Question

A parallel plate capacitor is charged by an ac source. Show that the sum of conduction current (\( I_c \)) and the displacement current (\( I_d \)) has the same value at all points of the circuit.

Hint:

In a capacitor, the displacement current compensates for the conduction current inside the plates. This ensures that the total current remains continuous in the circuit.

Answer 1

Sum of Conduction and Displacement Current in a Parallel Plate Capacitor  

When a parallel plate capacitor is charged by an AC source, both conduction current (\( I_c \)) and displacement current (\( I_d \)) are present in the circuit. To show that the sum of conduction and displacement current has the same value at all points in the circuit, let us analyze the situation:

Step 1: Conduction Current (\( I_c \)) in the Circuit

The conduction current (\( I_c \)) is the current that flows through the external circuit when the capacitor is charged by the AC source.

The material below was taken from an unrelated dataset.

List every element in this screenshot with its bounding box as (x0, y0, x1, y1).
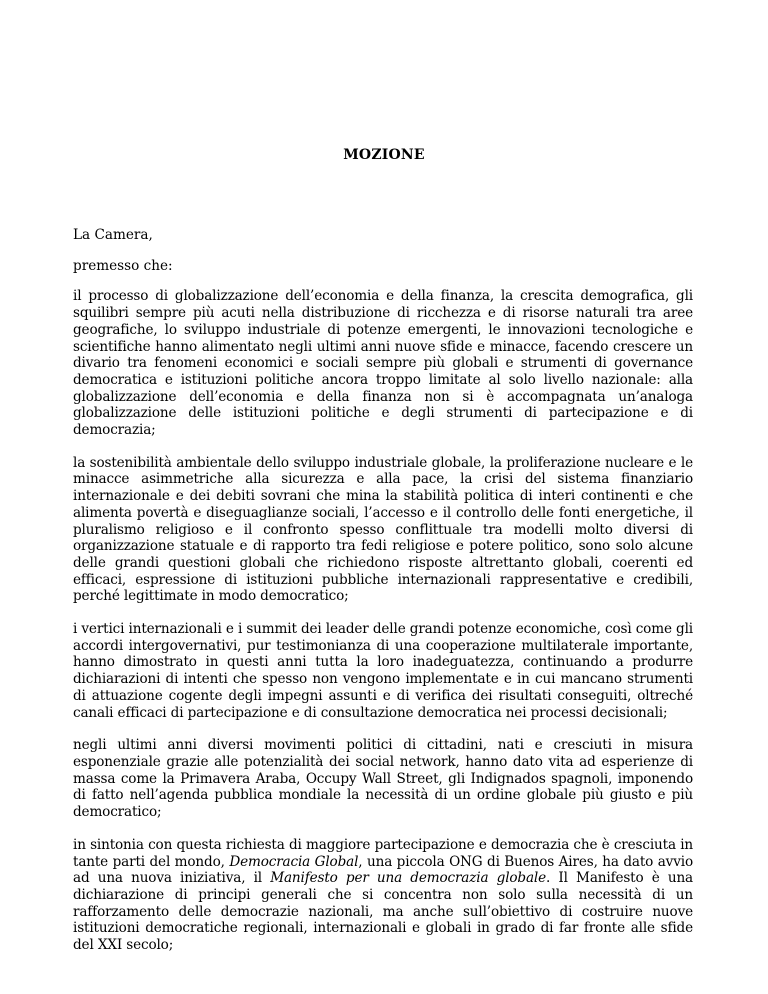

According to Ohm's Law, the conduction current is related to the applied voltage (\( V \)) and the impedance (\( Z \)) of the circuit as:

\[ I_c = \frac{V}{Z} \]

Here, the applied voltage is alternating (AC), so the conduction current is also an alternating current with the same frequency as the source.

Step 2: Displacement Current (\( I_d \)) in the Capacitor

In the capacitor, a displacement current (\( I_d \)) arises due to the changing electric field between the plates. The displacement current is given by the time rate of change of the electric field in the capacitor:

\[ I_d = \epsilon_0 A \frac{dE}{dt} \]

Where: - \( \epsilon_0 \) is the permittivity of free space, - \( A \) is the area of the plates of the capacitor, - \( \frac{dE}{dt} \) is the rate of change of the electric field. The electric field \( E \) between the plates of the capacitor is related to the voltage across the plates by the relation: \[ E = \frac{V}{d} \] where \( d \) is the separation between the plates. Therefore, the displacement current can also be expressed as: \[ I_d = \epsilon_0 A \frac{d}{dt} \left( \frac{V}{d} \right) = \epsilon_0 A \frac{dV}{dt} \]

Step 3: Relationship Between Conduction and Displacement Currents

Now, let's consider the fact that the conduction current and displacement current are related through the behavior of the capacitor. Since the capacitor is being charged by an AC source, the changing voltage across the plates creates an electric field, and this results in a displacement current. The rate at which charge accumulates on the plates is equivalent to the displacement current.

In an ideal capacitor, the conduction current \( I_c \) and the displacement current \( I_d \) are related and are equal in magnitude, but opposite in direction. Hence, the total current entering and leaving the capacitor, when considered as a system, is the sum of the conduction current in the external circuit and the displacement current inside the capacitor. This means:

\[ I_c = I_d \]

Therefore, the sum of conduction current \( I_c \) and displacement current \( I_d \) has the same value at all points in the circuit.

Conclusion:

Thus, the sum of the conduction current (\( I_c \)) and the displacement current (\( I_d \)) is equal at all points in the circuit of a parallel plate capacitor being charged by an AC source.